To compare the sensitivities to presaccadic and postsaccadic images and combinations thereof across cells, we combined the three relevant entries of each Fourier transformed response matrix [(0, 1), (1, 0), and (3, 1)] into a three-component vector and normalized it (see Materials and Methods). For each response time window, its elements thus characterize the sensitivity of a given cell to the starting position, to the target position, and to change in the fixated stimulus pattern across the saccade. Examining this vector for the first response window for each ganglion cell (Fig. 2D) shows that this response window was generally only sensitive to the starting position, as the other two Fourier components for target position and change sensitivity were always near zero. This was expected, as the first response occurs too early to be affected by the new fixation and is thus mostly elicited by the offset of the starting position grating. The second response, on the other hand, was dominated by the components corresponding to sensitivity to the target position and to change, with considerable differences in the magnitude of these two components between individual cells, but with generally little sensitivity to the starting position alone (Fig. 2E).

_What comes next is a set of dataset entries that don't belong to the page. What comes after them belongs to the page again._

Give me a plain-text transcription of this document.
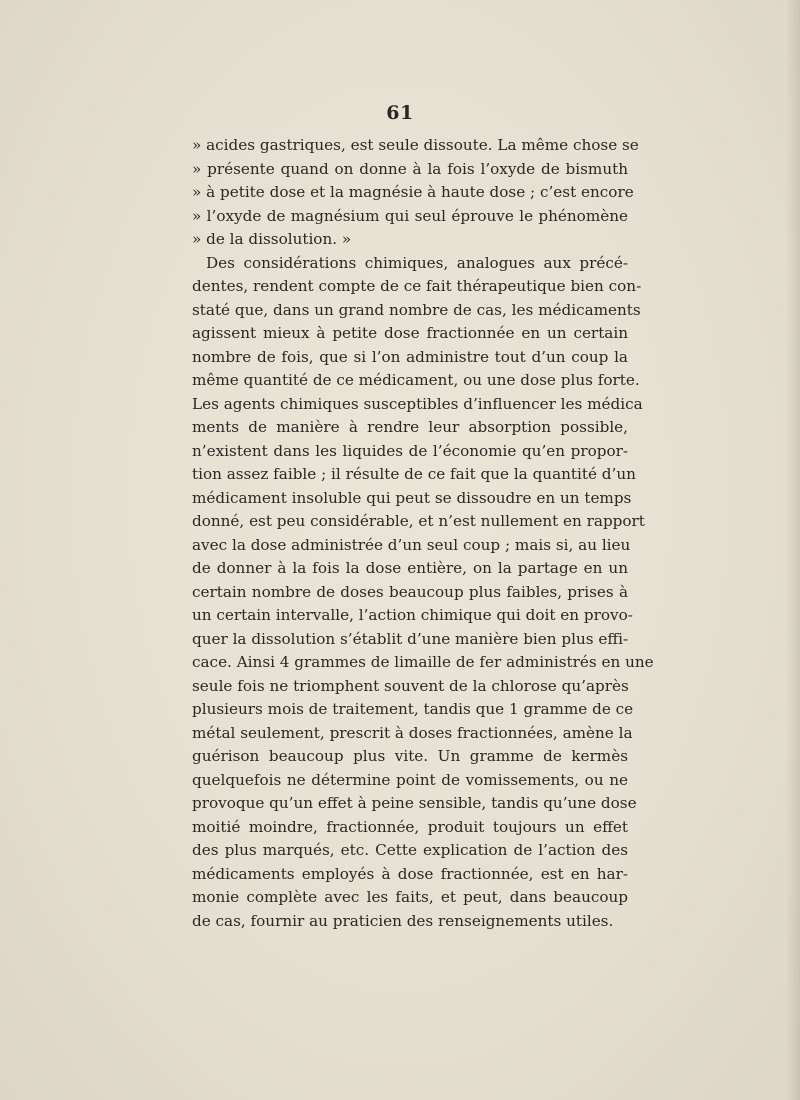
61
» acides gastriques, est seule dissoute. La même chose se
» présente quand on donne à la fois l’oxyde de bismuth
» à petite dose et la magnésie à haute dose ; c’est encore
» l’oxyde de magnésium qui seul éprouve le phénomène
» de la dissolution. »
Des considérations chimiques, analogues aux précé-
dentes, rendent compte de ce fait thérapeutique bien con-
staté que, dans un grand nombre de cas, les médicaments
agissent mieux à petite dose fractionnée en un certain
nombre de fois, que si l’on administre tout d’un coup la
même quantité de ce médicament, ou une dose plus forte.
Les agents chimiques susceptibles d’influencer les médica
ments de manière à rendre leur absorption possible,
n’existent dans les liquides de l’économie qu’en propor-
tion assez faible ; il résulte de ce fait que la quantité d’un
médicament insoluble qui peut se dissoudre en un temps
donné, est peu considérable, et n’est nullement en rapport
avec la dose administrée d’un seul coup ; mais si, au lieu
de donner à la fois la dose entière, on la partage en un
certain nombre de doses beaucoup plus faibles, prises à
un certain intervalle, l’action chimique qui doit en provo-
quer la dissolution s’établit d’une manière bien plus effi-
cace. Ainsi 4 grammes de limaille de fer administrés en une
seule fois ne triomphent souvent de la chlorose qu’après
plusieurs mois de traitement, tandis que 1 gramme de ce
métal seulement, prescrit à doses fractionnées, amène la
guérison beaucoup plus vite. Un gramme de kermès
quelquefois ne détermine point de vomissements, ou ne
provoque qu’un effet à peine sensible, tandis qu’une dose
moitié moindre, fractionnée, produit toujours un effet
des plus marqués, etc. Cette explication de l’action des
médicaments employés à dose fractionnée, est en har-
monie complète avec les faits, et peut, dans beaucoup
de cas, fournir au praticien des renseignements utiles.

Thus, this response component is typically affected by the target position of the grating and by combinations of the starting position with the target position, consistent with its occurrence several tens of milliseconds after the onset of the new fixation.

To jointly analyze the most relevant patterns of stimulus sensitivities during the first and second response window, we thus combined the sensitivity for the starting position of the first response with the target and change sensitivities of the second response to obtain a final three-component vector, which we call the sensitivity vector. The sensitivity vector describes the most pronounced response properties of a ganglion cell under our saccade stimulus (Fig. 2F). For example, the sensitivity vector for the sample cell of Figure 2A–C (Fig. 2D–F, large yellow dot) has large sensitivity values for the starting and the target position, but not for the change of position, reflecting the horizontal and vertical stripes in the response matrices of Figure 2B and the lack of a diagonal structure.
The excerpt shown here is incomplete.